Il s'est lentement mis en garde.

Je m’en débarrasse ? a gentiment proposé Ceno à l'intérieur de mon esprit.

Non.

Il avait vraiment l'air d’être un bon gars. Du moins, je l'espérais. Je n'avais aucune envie de l’affronter. Si je pouvais lui faire entendre raison…

J'ai levé les mains en l'air.

-         Écoutez, ai-je dit de la voix la plus calme dont j’étais capable en cet instant. Je ne suis pas votre ennemi.
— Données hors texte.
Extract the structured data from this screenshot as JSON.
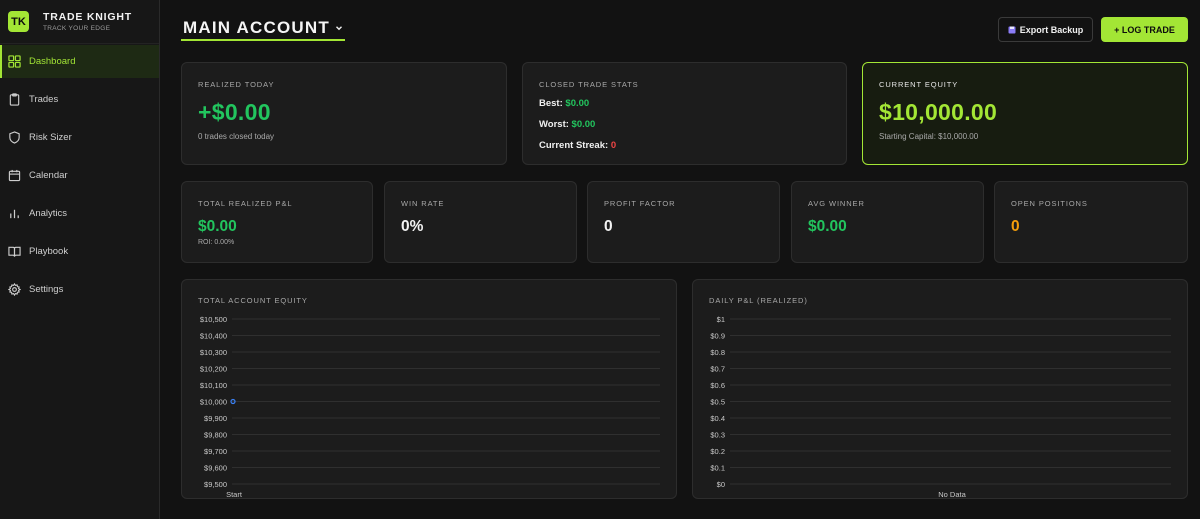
{
  "brand": {
    "logo": "TK",
    "name": "TRADE KNIGHT",
    "tagline": "TRACK YOUR EDGE"
  },
  "nav": [
    {
      "label": "Dashboard",
      "icon": "dashboard-icon",
      "active": true
    },
    {
      "label": "Trades",
      "icon": "clipboard-icon",
      "active": false
    },
    {
      "label": "Risk Sizer",
      "icon": "shield-icon",
      "active": false
    },
    {
      "label": "Calendar",
      "icon": "calendar-icon",
      "active": false
    },
    {
      "label": "Analytics",
      "icon": "bar-chart-icon",
      "active": false
    },
    {
      "label": "Playbook",
      "icon": "book-icon",
      "active": false
    },
    {
      "label": "Settings",
      "icon": "gear-icon",
      "active": false
    }
  ],
  "header": {
    "account": "MAIN ACCOUNT",
    "export_label": "Export Backup",
    "log_label": "+ LOG TRADE"
  },
  "colors": {
    "accent": "#a3e635",
    "positive": "#22c55e",
    "negative": "#ef4444",
    "warning": "#f59e0b",
    "chart_line": "#3b82f6"
  },
  "realized_today": {
    "label": "REALIZED TODAY",
    "value": "+$0.00",
    "note": "0 trades closed today"
  },
  "closed_stats": {
    "label": "CLOSED TRADE STATS",
    "best_label": "Best:",
    "best_value": "$0.00",
    "worst_label": "Worst:",
    "worst_value": "$0.00",
    "streak_label": "Current Streak:",
    "streak_value": "0"
  },
  "current_equity": {
    "label": "CURRENT EQUITY",
    "value": "$10,000.00",
    "note": "Starting Capital: $10,000.00"
  },
  "metrics": {
    "total_pnl": {
      "label": "TOTAL REALIZED P&L",
      "value": "$0.00",
      "sub": "ROI: 0.00%"
    },
    "win_rate": {
      "label": "WIN RATE",
      "value": "0%"
    },
    "profit_factor": {
      "label": "PROFIT FACTOR",
      "value": "0"
    },
    "avg_winner": {
      "label": "AVG WINNER",
      "value": "$0.00"
    },
    "open_positions": {
      "label": "OPEN POSITIONS",
      "value": "0"
    }
  },
  "charts": {
    "equity": {
      "label": "TOTAL ACCOUNT EQUITY",
      "ticks": [
        "$10,500",
        "$10,400",
        "$10,300",
        "$10,200",
        "$10,100",
        "$10,000",
        "$9,900",
        "$9,800",
        "$9,700",
        "$9,600",
        "$9,500"
      ],
      "x_label": "Start"
    },
    "daily": {
      "label": "DAILY P&L (REALIZED)",
      "ticks": [
        "$1",
        "$0.9",
        "$0.8",
        "$0.7",
        "$0.6",
        "$0.5",
        "$0.4",
        "$0.3",
        "$0.2",
        "$0.1",
        "$0"
      ],
      "x_label": "No Data"
    }
  },
  "chart_data": [
    {
      "type": "line",
      "title": "TOTAL ACCOUNT EQUITY",
      "x": [
        "Start"
      ],
      "series": [
        {
          "values": [
            10000
          ]
        }
      ],
      "ylim": [
        9500,
        10500
      ],
      "grid": true
    },
    {
      "type": "bar",
      "title": "DAILY P&L (REALIZED)",
      "categories": [],
      "values": [],
      "ylim": [
        0,
        1
      ],
      "grid": true
    }
  ]
}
Je ne veux pas vous faire de mal.

-         Désolé petit, mais après ce que toi et tes compagnons avez fait aux autres gardes, j'ai du mal à te croire.

Il marque un point, a relevé Ceno.

La ferme.

Ouais, ça n’allait vraiment pas être facile tous les jours.

-         Au départ, nous étions juste venus chercher notre… Euh… connaissance.

-         Après que celle-ci nous a attaqué.

-         Exact, ai-je acquiescé. Mais, ce n’était pas voulu… Enfin, je crois.

-         Toujours est-il que je ne peux pas vous laisser partir. Normalement, je suis censé vous exécuter sur-le-champ pour tentative d’évasion…

-         Ah.

-         … Mais je peux passer l’éponge pour cette fois. Vous êtes encore des enfants, même si vous êtes les ennemis de l’Empire.

J'ai réfléchi un instant. Puis :

-         Vous l'aimez tant que ça cet Empire ? Ce gouvernement ?

Mon interlocuteur a mis un certain moment avant de répondre.

-         Évidemment... Notre Empereur ne veut que notre bonheur. Il maintient la stabilité de son territoire et veille sur le bien-être du peuple.

Il avait dit ça avec une voix presque éteinte, comme s'il était passé en pilote automatique.

-         Vous n'y croyez pas vous-même ! lui ai-je dit.

Le soldat a regardé derrière lui, avant de fermer la porte.

-         Crois-tu vraiment que j'ai le choix ?

-         C'est bien ce que je pensais, ai-je déclaré. Vous le haïssez. Vous ne voulez pas en faire partie.

-         Comment peux-tu en être si sûr ? m'a-t-il demandé.

-         Minehi aurait fait quelque chose contre l’Empire, pas vrai ? C'est pour ça que vous êtes, venu, j'imagine. Mais vous n'aviez pas l'air d'avoir franchement envie de l’arrêter. Lorsque j'affrontais Magnus…

Notre "combat" m'est brièvement revenu en mémoire. La simple pensée de cet homme m'a fait frissonner. S'il avait voulu me tuer… J'ai chassé ce sentiment de mon esprit. Ce n’était pas le moment d'avoir peur.

-         … Vous restiez en retrait, ai-je continué. Contrairement aux autres gardes qui brûlaient d'envie de nous éliminer.

-         Je devais laisser les Cadres s'occuper de vous.

-         Sans doute mais je suis sûr que vous ne vouliez pas nous affronter.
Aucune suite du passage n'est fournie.